The Renaissance scholar Stephen Greenblatt commissioned Taylor as one of a dozen playwrights to make a version of "Cardenio", a play allegedly written originally by Shakespeare, and that has disappeared leaving nothing but the name of the work. Her production, "After Cardenio" opened in Cape Town in August 2011. It is a work of avant garde puppet theatre, which works with a vellum puppet made by South African sculptor Gavin Younge.

She was an advisor for dOCUMENTA 2012. She and medievalist David Nirenberg exchanged a series of letters as one of the published notebooks (online at www3.documenta.de/uploads/tx_publications/103_Taylor-Nirenberg.pdf) for dOcumenta.

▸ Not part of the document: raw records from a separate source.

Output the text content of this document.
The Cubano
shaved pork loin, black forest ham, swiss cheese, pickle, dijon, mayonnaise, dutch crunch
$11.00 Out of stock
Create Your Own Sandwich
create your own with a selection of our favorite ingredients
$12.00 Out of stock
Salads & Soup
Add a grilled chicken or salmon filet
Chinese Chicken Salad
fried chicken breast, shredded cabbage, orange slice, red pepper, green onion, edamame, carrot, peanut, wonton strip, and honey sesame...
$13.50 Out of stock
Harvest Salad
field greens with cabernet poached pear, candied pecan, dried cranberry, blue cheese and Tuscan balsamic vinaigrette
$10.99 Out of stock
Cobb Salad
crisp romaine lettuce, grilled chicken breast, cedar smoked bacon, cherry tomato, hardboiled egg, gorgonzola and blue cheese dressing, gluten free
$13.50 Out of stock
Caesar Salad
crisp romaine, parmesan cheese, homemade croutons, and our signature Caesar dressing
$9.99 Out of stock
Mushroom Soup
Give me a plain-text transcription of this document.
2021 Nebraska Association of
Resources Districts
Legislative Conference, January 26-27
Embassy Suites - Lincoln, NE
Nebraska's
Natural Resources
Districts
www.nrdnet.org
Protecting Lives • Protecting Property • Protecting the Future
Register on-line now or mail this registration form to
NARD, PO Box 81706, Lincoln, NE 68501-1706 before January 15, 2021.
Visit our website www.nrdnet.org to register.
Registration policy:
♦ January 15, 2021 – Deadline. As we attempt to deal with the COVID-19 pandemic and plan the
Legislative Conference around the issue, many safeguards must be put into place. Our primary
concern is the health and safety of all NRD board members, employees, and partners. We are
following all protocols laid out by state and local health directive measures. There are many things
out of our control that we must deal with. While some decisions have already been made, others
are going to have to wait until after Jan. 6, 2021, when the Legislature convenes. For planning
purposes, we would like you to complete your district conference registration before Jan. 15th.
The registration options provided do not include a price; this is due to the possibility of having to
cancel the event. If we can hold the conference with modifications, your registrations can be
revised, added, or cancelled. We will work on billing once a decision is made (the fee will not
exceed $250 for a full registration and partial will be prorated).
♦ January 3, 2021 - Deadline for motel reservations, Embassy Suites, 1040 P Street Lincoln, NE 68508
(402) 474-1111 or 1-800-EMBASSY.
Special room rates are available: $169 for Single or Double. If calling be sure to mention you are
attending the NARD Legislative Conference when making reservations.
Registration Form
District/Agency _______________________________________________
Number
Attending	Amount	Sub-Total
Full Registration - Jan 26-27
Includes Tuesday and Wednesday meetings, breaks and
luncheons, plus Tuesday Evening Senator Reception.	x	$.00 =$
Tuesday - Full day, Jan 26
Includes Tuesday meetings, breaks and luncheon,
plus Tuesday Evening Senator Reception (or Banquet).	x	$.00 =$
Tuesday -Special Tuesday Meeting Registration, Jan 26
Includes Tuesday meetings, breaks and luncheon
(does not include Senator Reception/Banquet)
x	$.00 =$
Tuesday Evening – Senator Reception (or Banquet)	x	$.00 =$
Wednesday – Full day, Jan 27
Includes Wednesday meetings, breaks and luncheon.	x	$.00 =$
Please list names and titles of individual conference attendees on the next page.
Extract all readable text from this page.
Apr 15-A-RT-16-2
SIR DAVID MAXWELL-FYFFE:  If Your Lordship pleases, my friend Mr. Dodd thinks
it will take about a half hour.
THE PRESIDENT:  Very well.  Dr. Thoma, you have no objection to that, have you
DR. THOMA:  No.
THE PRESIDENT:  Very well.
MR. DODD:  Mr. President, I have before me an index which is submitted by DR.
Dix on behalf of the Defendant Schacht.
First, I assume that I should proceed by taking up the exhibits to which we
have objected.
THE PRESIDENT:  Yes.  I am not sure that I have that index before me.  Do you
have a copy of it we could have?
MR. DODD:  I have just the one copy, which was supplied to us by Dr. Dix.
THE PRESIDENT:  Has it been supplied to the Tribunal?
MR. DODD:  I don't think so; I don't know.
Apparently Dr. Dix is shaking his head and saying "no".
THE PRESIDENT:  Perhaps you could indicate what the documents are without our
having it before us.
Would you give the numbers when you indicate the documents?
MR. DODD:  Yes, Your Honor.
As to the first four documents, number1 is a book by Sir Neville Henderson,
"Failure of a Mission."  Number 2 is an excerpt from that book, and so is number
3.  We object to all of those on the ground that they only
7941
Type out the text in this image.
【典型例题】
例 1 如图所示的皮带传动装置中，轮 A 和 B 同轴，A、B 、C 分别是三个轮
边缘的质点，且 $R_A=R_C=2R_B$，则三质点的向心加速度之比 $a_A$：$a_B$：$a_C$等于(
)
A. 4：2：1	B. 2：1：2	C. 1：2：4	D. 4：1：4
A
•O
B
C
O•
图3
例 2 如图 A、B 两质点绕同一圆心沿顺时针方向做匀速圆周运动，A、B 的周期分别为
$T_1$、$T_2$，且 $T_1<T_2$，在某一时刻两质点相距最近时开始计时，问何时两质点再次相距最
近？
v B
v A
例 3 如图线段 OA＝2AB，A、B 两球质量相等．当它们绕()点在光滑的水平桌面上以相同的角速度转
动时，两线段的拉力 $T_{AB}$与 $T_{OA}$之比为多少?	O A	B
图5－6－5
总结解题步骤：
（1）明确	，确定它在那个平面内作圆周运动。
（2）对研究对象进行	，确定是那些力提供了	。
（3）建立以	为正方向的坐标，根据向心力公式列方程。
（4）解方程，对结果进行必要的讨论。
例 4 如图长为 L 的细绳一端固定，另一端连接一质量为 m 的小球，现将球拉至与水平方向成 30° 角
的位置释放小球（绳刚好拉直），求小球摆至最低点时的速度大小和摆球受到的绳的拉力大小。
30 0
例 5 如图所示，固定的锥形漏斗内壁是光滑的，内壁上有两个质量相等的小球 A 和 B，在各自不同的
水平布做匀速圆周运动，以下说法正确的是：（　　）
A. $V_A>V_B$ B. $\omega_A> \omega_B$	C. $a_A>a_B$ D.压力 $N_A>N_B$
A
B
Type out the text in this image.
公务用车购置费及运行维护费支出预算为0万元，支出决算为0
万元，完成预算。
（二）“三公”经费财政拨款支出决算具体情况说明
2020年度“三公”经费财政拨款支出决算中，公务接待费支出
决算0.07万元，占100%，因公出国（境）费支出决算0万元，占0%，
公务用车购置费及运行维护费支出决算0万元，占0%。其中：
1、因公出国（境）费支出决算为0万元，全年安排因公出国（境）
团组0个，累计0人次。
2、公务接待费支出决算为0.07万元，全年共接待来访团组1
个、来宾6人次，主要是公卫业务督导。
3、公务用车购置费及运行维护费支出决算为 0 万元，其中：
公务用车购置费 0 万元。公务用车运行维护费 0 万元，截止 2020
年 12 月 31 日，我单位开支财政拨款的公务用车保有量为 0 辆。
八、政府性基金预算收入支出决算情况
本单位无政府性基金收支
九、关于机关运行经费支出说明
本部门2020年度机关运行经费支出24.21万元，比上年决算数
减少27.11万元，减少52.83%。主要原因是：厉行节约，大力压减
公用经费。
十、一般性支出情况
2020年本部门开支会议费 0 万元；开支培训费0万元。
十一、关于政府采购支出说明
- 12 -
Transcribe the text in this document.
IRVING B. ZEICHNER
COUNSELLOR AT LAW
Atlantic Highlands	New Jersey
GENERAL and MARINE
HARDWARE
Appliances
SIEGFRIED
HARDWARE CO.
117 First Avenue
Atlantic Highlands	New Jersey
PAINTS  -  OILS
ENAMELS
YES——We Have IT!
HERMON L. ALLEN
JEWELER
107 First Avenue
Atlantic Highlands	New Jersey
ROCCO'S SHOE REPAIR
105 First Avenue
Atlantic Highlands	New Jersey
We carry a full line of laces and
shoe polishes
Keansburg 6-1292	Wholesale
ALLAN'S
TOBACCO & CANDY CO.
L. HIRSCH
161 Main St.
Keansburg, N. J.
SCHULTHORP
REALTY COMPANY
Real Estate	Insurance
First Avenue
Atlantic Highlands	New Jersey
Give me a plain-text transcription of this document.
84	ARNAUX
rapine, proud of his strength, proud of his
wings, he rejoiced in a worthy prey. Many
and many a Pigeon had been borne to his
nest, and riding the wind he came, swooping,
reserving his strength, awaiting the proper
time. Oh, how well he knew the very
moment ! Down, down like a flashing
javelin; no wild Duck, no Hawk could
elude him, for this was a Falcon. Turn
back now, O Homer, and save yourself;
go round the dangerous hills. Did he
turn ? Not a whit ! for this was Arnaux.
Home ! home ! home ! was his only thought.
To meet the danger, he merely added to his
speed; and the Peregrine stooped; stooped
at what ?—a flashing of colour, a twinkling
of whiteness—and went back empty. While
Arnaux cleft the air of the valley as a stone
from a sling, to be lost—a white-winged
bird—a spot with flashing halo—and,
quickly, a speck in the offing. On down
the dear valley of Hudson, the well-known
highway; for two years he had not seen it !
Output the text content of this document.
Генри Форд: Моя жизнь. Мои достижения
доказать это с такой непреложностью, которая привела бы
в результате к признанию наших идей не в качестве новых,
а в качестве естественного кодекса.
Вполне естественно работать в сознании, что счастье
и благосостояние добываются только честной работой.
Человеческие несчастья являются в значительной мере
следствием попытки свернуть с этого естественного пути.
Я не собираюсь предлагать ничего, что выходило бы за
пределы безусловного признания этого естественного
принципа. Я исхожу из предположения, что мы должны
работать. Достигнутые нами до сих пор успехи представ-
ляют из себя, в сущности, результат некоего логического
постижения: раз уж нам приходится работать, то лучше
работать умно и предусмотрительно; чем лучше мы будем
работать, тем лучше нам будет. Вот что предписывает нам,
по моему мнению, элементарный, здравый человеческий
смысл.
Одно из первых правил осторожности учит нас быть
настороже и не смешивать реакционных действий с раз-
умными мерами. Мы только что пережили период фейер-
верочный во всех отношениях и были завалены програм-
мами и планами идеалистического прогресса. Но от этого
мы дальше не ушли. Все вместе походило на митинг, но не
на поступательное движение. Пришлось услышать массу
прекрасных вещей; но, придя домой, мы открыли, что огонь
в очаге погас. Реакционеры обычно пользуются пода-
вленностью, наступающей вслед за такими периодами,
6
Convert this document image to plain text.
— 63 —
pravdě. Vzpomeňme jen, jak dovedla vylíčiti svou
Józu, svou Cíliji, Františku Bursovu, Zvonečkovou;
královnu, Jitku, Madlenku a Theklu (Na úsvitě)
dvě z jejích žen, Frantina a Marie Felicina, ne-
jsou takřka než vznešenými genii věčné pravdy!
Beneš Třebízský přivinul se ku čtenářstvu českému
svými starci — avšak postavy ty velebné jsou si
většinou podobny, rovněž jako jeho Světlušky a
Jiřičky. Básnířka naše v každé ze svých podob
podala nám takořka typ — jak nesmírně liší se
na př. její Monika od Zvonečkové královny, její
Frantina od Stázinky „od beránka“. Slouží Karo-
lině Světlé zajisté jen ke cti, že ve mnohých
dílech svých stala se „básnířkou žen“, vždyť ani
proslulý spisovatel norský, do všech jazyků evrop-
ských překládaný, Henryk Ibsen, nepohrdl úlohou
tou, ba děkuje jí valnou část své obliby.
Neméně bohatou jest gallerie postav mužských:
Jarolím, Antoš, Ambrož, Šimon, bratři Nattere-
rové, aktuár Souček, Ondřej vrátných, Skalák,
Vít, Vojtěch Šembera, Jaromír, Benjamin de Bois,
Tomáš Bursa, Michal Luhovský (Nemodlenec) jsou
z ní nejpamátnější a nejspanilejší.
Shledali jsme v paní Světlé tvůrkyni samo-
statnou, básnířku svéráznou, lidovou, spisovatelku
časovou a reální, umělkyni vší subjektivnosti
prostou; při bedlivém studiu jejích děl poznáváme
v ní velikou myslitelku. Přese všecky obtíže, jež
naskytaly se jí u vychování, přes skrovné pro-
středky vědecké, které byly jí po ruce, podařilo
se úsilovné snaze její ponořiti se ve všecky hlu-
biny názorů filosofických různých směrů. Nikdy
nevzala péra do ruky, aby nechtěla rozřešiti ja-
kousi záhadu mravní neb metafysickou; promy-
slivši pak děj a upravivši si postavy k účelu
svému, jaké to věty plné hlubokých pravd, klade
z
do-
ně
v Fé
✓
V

From 2013-2016, she held the Wole Soyinka Chair of Theatre at the University of Leeds. In 2016, she was Visiting Avenali Chair of the Humanities at University of California, Berkeley.
In 2017, she published Being Led By the Nose (University of Chicago), a study of the artist/director William Kentridge’s production of Shostakovitch’s opera The Nose for the New York Metropolitan Opera.
She had an abiding interest in the History and Theory of the performance of sincerity and explored this question with regard to the histories of performance, the law, and theology.